Herr Hange (BSI) stellt klar, dass das BSI nur für die technische Analyse zuständig sei und in diesem Zusammenhang auch Server im Internet feststelle, die Schadprogramme verteilen oder für Informationsabfluss genutzt werden. Für das Regierungsnetz seien viele solcher kritischen Server gelistet und so auch der Server, mit dem der Bundestagsrechner in Kontakt stand. Er betont dass es keine Überwachungsmaßnahme des Bundestages gewesen sei, sondern es sich um einen Zufallsfund gehandelt habe.
(…)
Anschließend beantwortet Herr Hange (BSI) die Frage von Abg. Klingbeil und teilt mit, dass nach momentanem Stand der Untersuchungen noch nicht festgestellt werden könne, wann der Ersteinbruch erfolgt sei. Aufgrund der Art der Angriffe könne gesagt werden, dass es sich um einen sogenannten APT-Angriff (advanced persistent threat) handele. Dieser verlaufe mehrstufig. Das BSI gehe davon aus, dass solche Angriffe bis zu 70 Tage in Anspruch nehmen, um ein Netz komplett zu durchdringen und damit schrittweise komplett zu übernehmen.
(…)
Herr Hange (BSI) teilt mit, dass dies nicht der erste Fall sei, der gemeinsam mit der genannten Firma bearbeitet werde. Erkennbar seien bereits gewisse Angriffsstrukturen und es sei daher zielführend, versierte Fachkräfte – d. h. IT-Forensiker – damit zu betrauen. (…) Er weist nochmals daraufhin, dass er auch den Schutz des Regierungsnetzes nicht völlig vernachlässigen könne. Er stellt klar, dass in Absprache mit dem Deutschen Bundestag alles getan werde, um seitens des BSI die Personen mit dem größtmöglichen Erfahrungsschatz in diesem Umfeld mit der Aufgabe zu betrauen. Er informiert, dass der externe Partner in diesem Falle die Firma BFK sei und dass bei Bedarf auch Mitarbeiter der Firma Telekom, die ebenfalls über ein Team mit ähnlichen Kenntnissen verfügten, hinzugezogen werden könnten. Im Augenblick sehe er jedoch keine Notwendigkeit dafür.“
BSI-Präsident Michael Hange bereits zu Anfang der Sitzung der IuK-Kommission, Auszug Protokoll:
„In Zusammenarbeit mit der IT des Bundestages seien nun folgende Maßnahmen ergriffen worden: Zunächst würden möglichst viele Internetzugriffe über den IVBB geleitet (…) Im Einsatz seien vonseiten des BSI nun auch Experten, welche auch den IVBB schützten.„
Laut Bundesministerium des Innern wird die „Netzdienstleistung“ für den „Informationsverbund Berlin-Bonn“ (IVBB) durch die Telekom bereit gestellt. D.h. entweder handelt es sich hierbei um Experten der Telekom, dann hätte BSI-Präsident Michael Hange am 21.Mai in der IuK-Kommission nicht die Wahrheit gesagt, oder die Regierungsinfrastruktur IVBB wird durch weitere, noch genauer zu verifzierende Experten „geschützt“.

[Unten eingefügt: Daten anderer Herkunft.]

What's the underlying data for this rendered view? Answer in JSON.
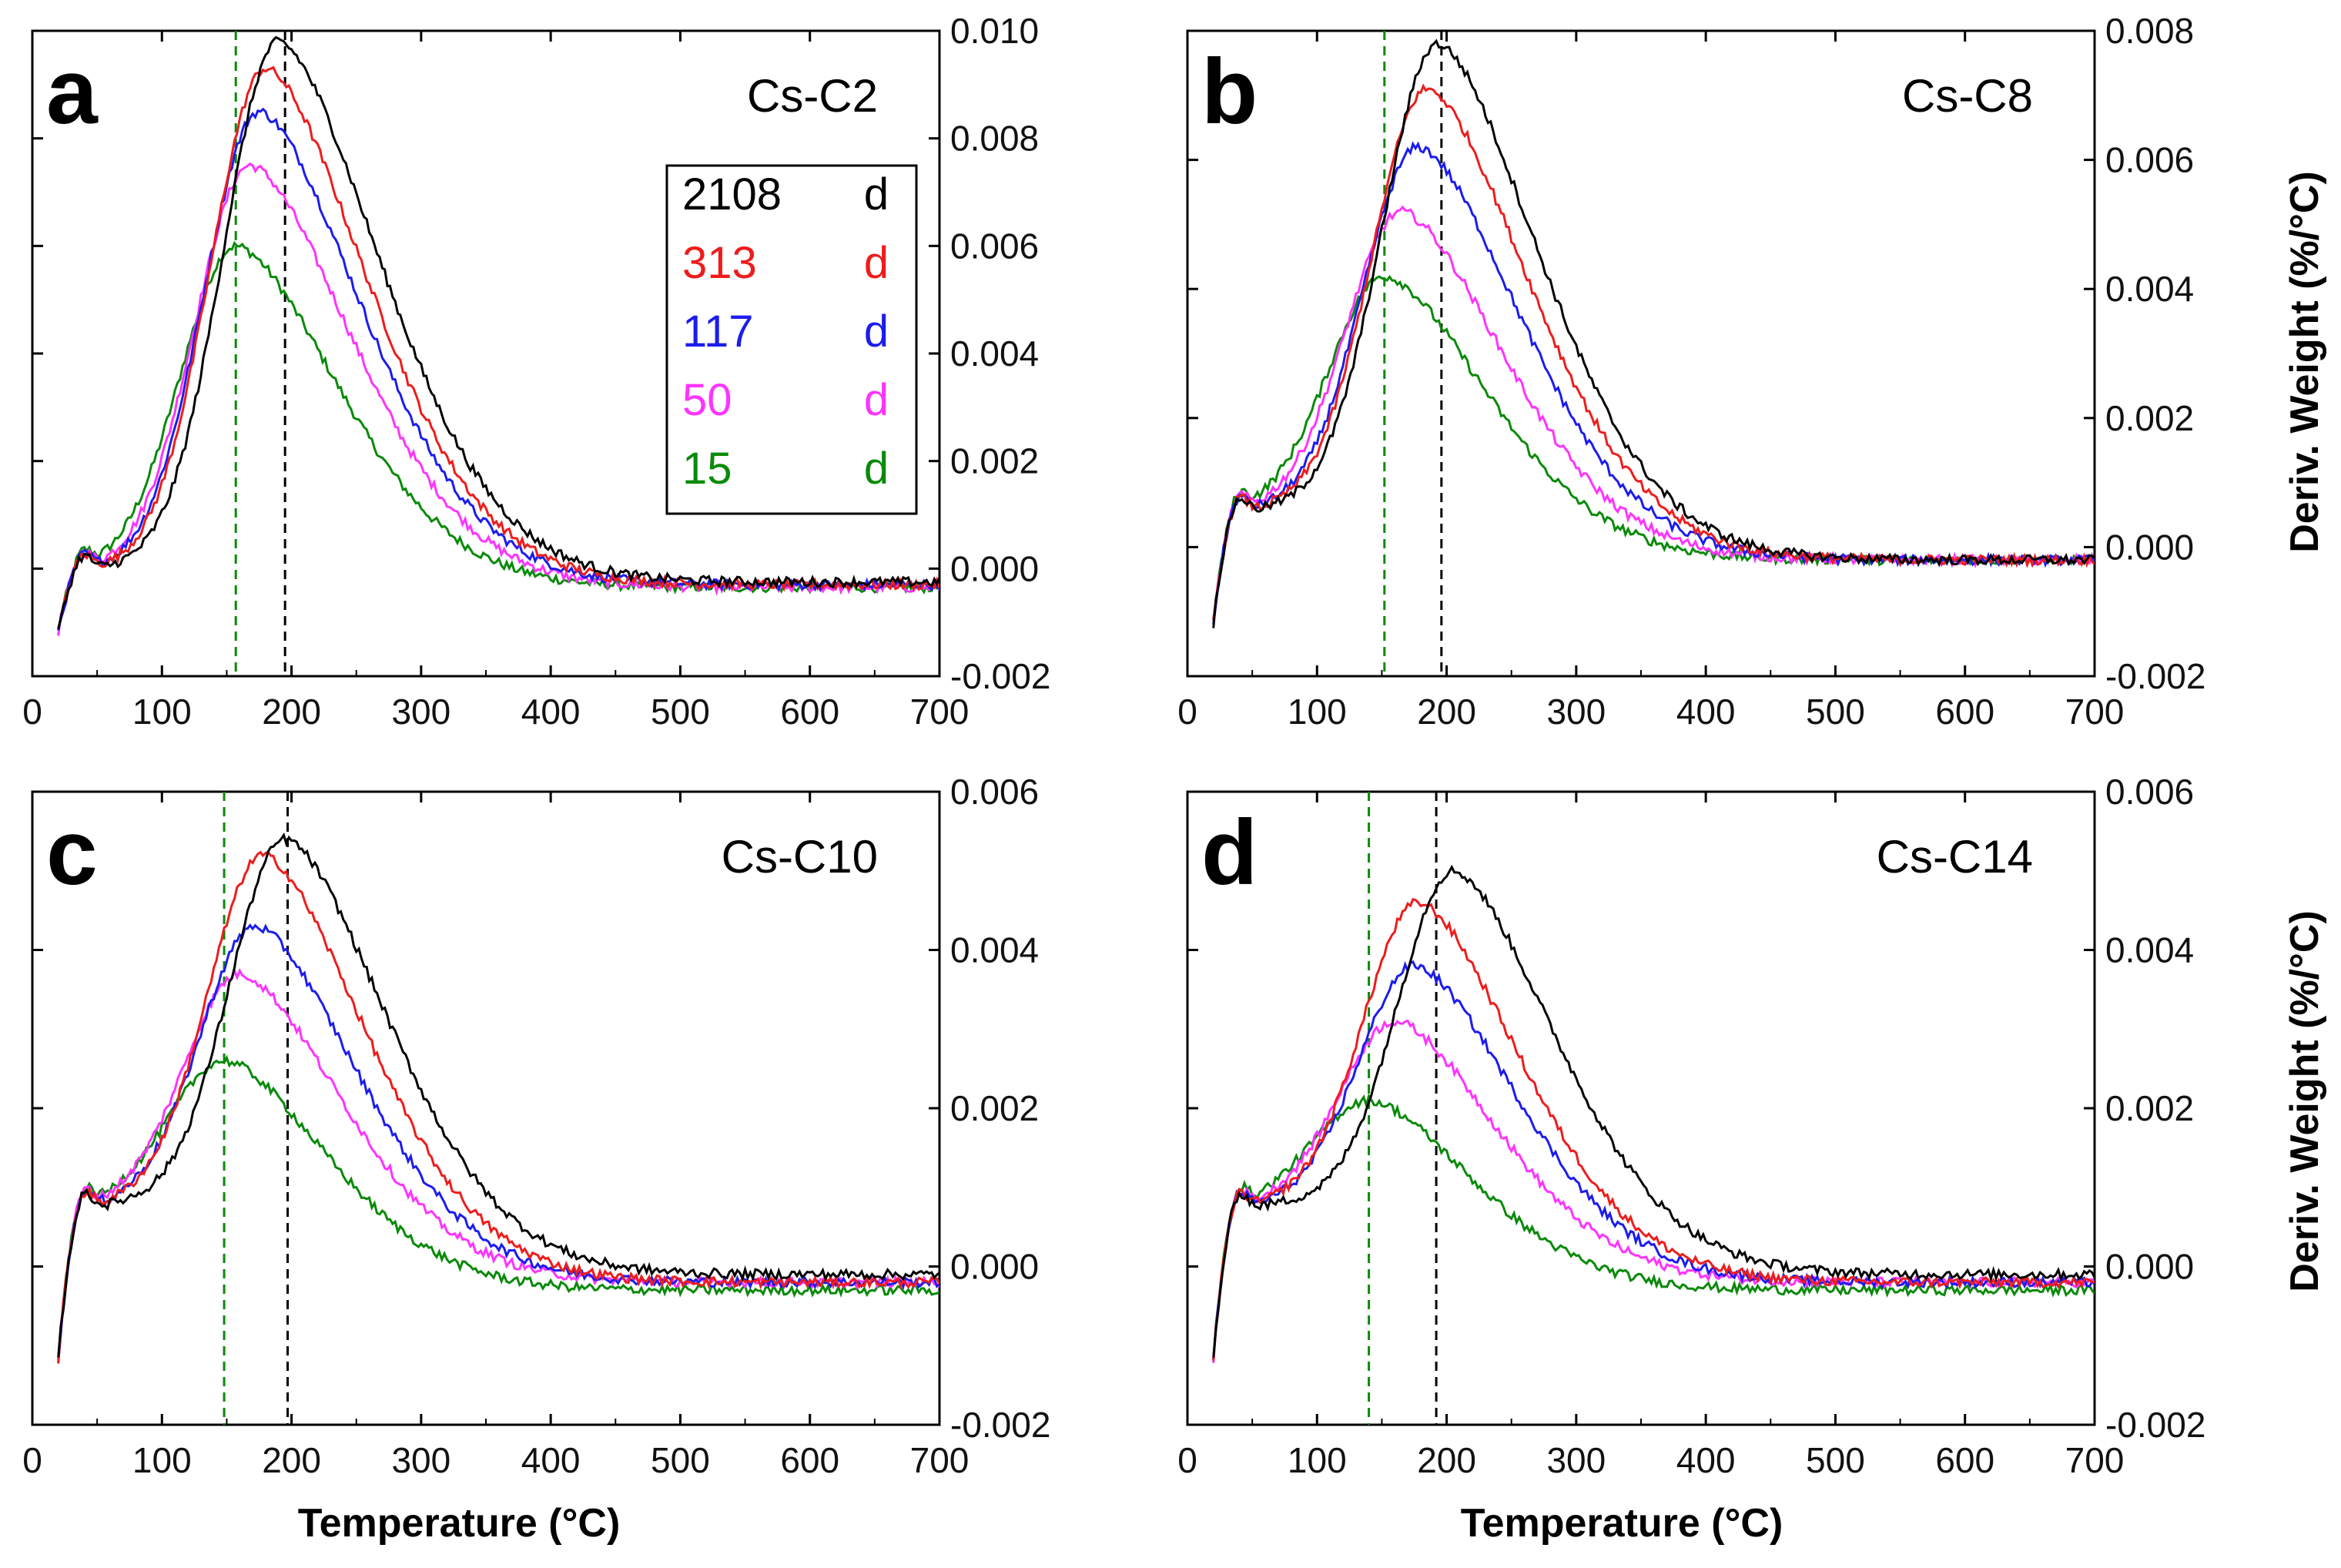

Die Firma BFK edv-consulting GmbH kooperiert nach eigenen Angaben sowohl mit dem CERT-Verbund des Bundesamts für Sicherheit in der Informationstechnik, als auch mit KRvW Associates, die u.a. für das U.S. Repräsentantenhaus tätig war.
Um wen es sich bei der „von einem anderen Land beauftragten“ Firma handelt ist unklar. Ebenso, ob und wie weit die Angaben des Inlandsgeheimdienstes der Wahrheit entsprechen.
Hinweis: in diesem Artikel wurden Abkürzungen wie “BfV” oder “BSI” nicht als solche durch Punkte gekennzeichnet.